A stand of Greenland Holding Group Co Ltd at a housing expo in Shanghai. Greenland said on Sunday that its sale value in 2014 rose 48 percent to 240.8 billion yuan ($38.7 billion). Provided to China Daily
Greenland Holding overtakes Vanke as top developer in China
Rankings in China's real estate sector had undergone a major change by the end of 2014, with Shanghai-based Greenland Holding Group Co Ltd displacing China Vanke Co Ltd as the largest developer in terms of sales value and volume.
Greenland said on Sunday that its pre-sale value in 2014 rose 48 percent to 240.8 billion yuan ($38.7 billion). The company's pre-sale volume rose 27.4 percent to 21.15 million square meters in the year. Though China Vanke has not yet announced its sales numbers for 2014, private research institutions have estimated the company's pre-sale value at between 212 billion yuan and 218 billion yuan. That means it is almost certain that the Shenzhen-based developer would cede its long-held top slot to Greenland.
Greenland had in 2013 already surpassed China Vanke in terms of the sold floor space, but failed to eclipse the latter in value terms. If private institutions' estimates are accurate, Greenland will certainly end China Vanke's dominant position that could be traced back at least to 2002.
Greenland's ascendance could also be attributed to robust sales in overseas markets and handsome returns from commercial property. Revenue from overseas market surged more than 400 percent to 15.3 billion yuan, the company said.
China Vanke, on the other hand, has been focusing more on the domestic market and residential property sector.
Another recipe for Greenland's success has been its strategy to integrate home sales with urban development. Greenland has fostered good relations with local governments and signed contracts with them to plan and develop new urban areas, which enabled the company to acquire land at low prices.
In 2014, land sales totaled 1.03 billion square meters in the country, a decline of 31 percent year-on-year; and land sales revenue stood at 2.3 trillion yuan, a drop of 28 percent from the 2013 figure, according to China Index Academy, the research branch of SouFun Holdings Ltd.
However, some experts have suggested that Greenland's advantages could very well turn out to be disadvantages in the future. Engaging in urban development means hefty pre-investment, which would be a drag on the company's cash flow before a project becomes really profitable, they said.
Realizing the problem, China Vanke has in recent years concentrated on a "fast asset turnover" strategy, in which it has made every effort to ensure built homes are sold and payments are received in a timely manner.
"China Vanke and Greenland are walking on totally different paths. China Vanke in recent years has focused its business on residential property development. It has gained inspiration from the Internet industry, which cherishes 'light assets', decentralized management, and brand value enhancement," said Zhu Yiming, a researcher with China Real Estate Information Corp.
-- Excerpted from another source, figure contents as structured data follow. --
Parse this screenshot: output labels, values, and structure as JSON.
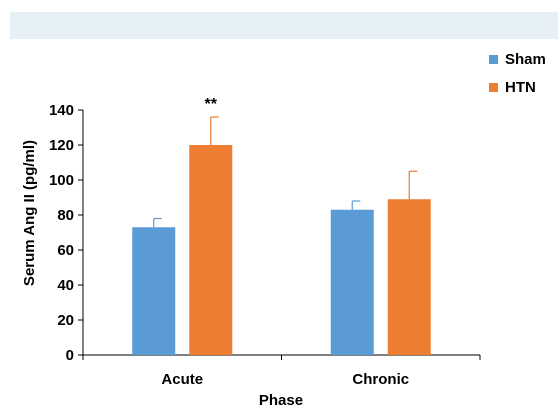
{
  "chart_data": {
    "type": "bar",
    "title": "",
    "xlabel": "Phase",
    "ylabel": "Serum Ang II (pg/ml)",
    "categories": [
      "Acute",
      "Chronic"
    ],
    "ylim": [
      0,
      140
    ],
    "yticks": [
      0,
      20,
      40,
      60,
      80,
      100,
      120,
      140
    ],
    "grid": false,
    "legend_position": "top-right",
    "series": [
      {
        "name": "Sham",
        "color": "#5b9bd5",
        "values": [
          73,
          83
        ],
        "errors": [
          5,
          5
        ]
      },
      {
        "name": "HTN",
        "color": "#ed7d31",
        "values": [
          120,
          89
        ],
        "errors": [
          16,
          16
        ]
      }
    ],
    "annotations": [
      {
        "text": "**",
        "category": "Acute",
        "series": "HTN"
      }
    ]
  }
}
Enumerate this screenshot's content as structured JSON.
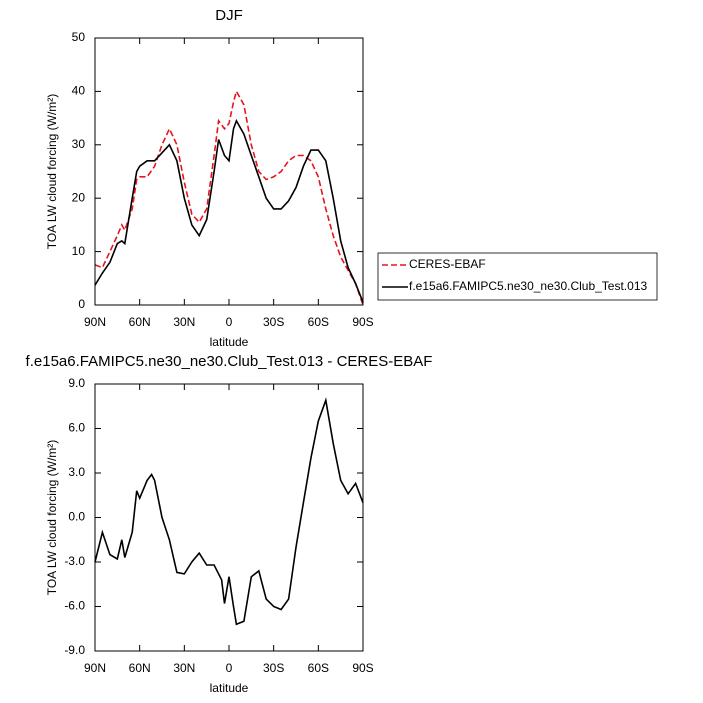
{
  "chart_data": [
    {
      "type": "line",
      "title": "DJF",
      "x_label": "latitude",
      "y_label": "TOA LW cloud forcing (W/m²)",
      "x": [
        90,
        85,
        80,
        75,
        72,
        70,
        65,
        62,
        60,
        55,
        50,
        45,
        40,
        35,
        30,
        25,
        20,
        15,
        10,
        7,
        3,
        0,
        -3,
        -5,
        -10,
        -15,
        -20,
        -25,
        -30,
        -35,
        -40,
        -45,
        -50,
        -55,
        -60,
        -65,
        -70,
        -75,
        -80,
        -85,
        -90
      ],
      "series": [
        {
          "name": "CERES-EBAF",
          "color": "#e8141c",
          "line_style": "dashed",
          "values": [
            7.5,
            7,
            10,
            13,
            15,
            14,
            18,
            23.5,
            24,
            24,
            26,
            30,
            33,
            30,
            23,
            17,
            15.5,
            18,
            28,
            34.5,
            33,
            34,
            38,
            40,
            37.5,
            30,
            25,
            23.5,
            24,
            25,
            27,
            28,
            28,
            27,
            24,
            18,
            13,
            9,
            6.5,
            4,
            0
          ]
        },
        {
          "name": "f.e15a6.FAMIPC5.ne30_ne30.Club_Test.013",
          "color": "#000000",
          "line_style": "solid",
          "values": [
            3.7,
            6,
            8,
            11.5,
            12,
            11.5,
            20,
            25,
            26,
            27,
            27,
            28.5,
            30,
            27,
            20,
            15,
            13,
            16,
            25,
            31,
            28,
            27,
            33,
            34.5,
            32,
            28,
            24,
            20,
            18,
            18,
            19.5,
            22,
            26,
            29,
            29,
            27,
            20,
            12,
            7,
            4,
            0.5
          ]
        }
      ],
      "xlim": [
        90,
        -90
      ],
      "xticks": [
        {
          "value": 90,
          "label": "90N"
        },
        {
          "value": 60,
          "label": "60N"
        },
        {
          "value": 30,
          "label": "30N"
        },
        {
          "value": 0,
          "label": "0"
        },
        {
          "value": -30,
          "label": "30S"
        },
        {
          "value": -60,
          "label": "60S"
        },
        {
          "value": -90,
          "label": "90S"
        }
      ],
      "ylim": [
        0,
        50
      ],
      "yticks": [
        0,
        10,
        20,
        30,
        40,
        50
      ],
      "legend": "outside-right"
    },
    {
      "type": "line",
      "title": "f.e15a6.FAMIPC5.ne30_ne30.Club_Test.013 - CERES-EBAF",
      "x_label": "latitude",
      "y_label": "TOA LW cloud forcing (W/m²)",
      "x": [
        90,
        85,
        80,
        75,
        72,
        70,
        65,
        62,
        60,
        55,
        52,
        50,
        45,
        40,
        35,
        30,
        25,
        20,
        15,
        10,
        5,
        3,
        0,
        -3,
        -5,
        -10,
        -15,
        -20,
        -25,
        -30,
        -35,
        -40,
        -45,
        -50,
        -55,
        -60,
        -65,
        -70,
        -75,
        -80,
        -85,
        -90
      ],
      "series": [
        {
          "color": "#000000",
          "line_style": "solid",
          "values": [
            -3,
            -1,
            -2.5,
            -2.8,
            -1.5,
            -2.7,
            -1,
            1.8,
            1.3,
            2.5,
            2.9,
            2.5,
            0,
            -1.5,
            -3.7,
            -3.8,
            -3,
            -2.4,
            -3.2,
            -3.2,
            -4.2,
            -5.8,
            -4,
            -6,
            -7.2,
            -7,
            -4,
            -3.6,
            -5.5,
            -6,
            -6.2,
            -5.5,
            -2,
            1,
            4,
            6.5,
            7.9,
            5,
            2.5,
            1.6,
            2.3,
            1
          ]
        }
      ],
      "xlim": [
        90,
        -90
      ],
      "xticks": [
        {
          "value": 90,
          "label": "90N"
        },
        {
          "value": 60,
          "label": "60N"
        },
        {
          "value": 30,
          "label": "30N"
        },
        {
          "value": 0,
          "label": "0"
        },
        {
          "value": -30,
          "label": "30S"
        },
        {
          "value": -60,
          "label": "60S"
        },
        {
          "value": -90,
          "label": "90S"
        }
      ],
      "ylim": [
        -9,
        9
      ],
      "yticks": [
        {
          "value": -9,
          "label": "-9.0"
        },
        {
          "value": -6,
          "label": "-6.0"
        },
        {
          "value": -3,
          "label": "-3.0"
        },
        {
          "value": 0,
          "label": "0.0"
        },
        {
          "value": 3,
          "label": "3.0"
        },
        {
          "value": 6,
          "label": "6.0"
        },
        {
          "value": 9,
          "label": "9.0"
        }
      ]
    }
  ]
}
"Greenland, however, em- phasizes on multiple-businesses and cross-border operations. Besides real estate, it has also tapped into finance, energy, hotel and automobile businesses. Hopefully some kind of synergy could be achieved," Zhu said.
China Vanke has tried to play down the significance of Greenland's rapid growth, with its president indicating that "scale" is not what the company is going after.
"Scale could be a double-edged sword. It means economy of scale. But it could also mean greater resource occupancy, and more inventory. In the 'silver era' of property industry, excess inventory is a burden, not a wealth; imprudent investment means risks, not chances," China Vanke President Yu Liang said.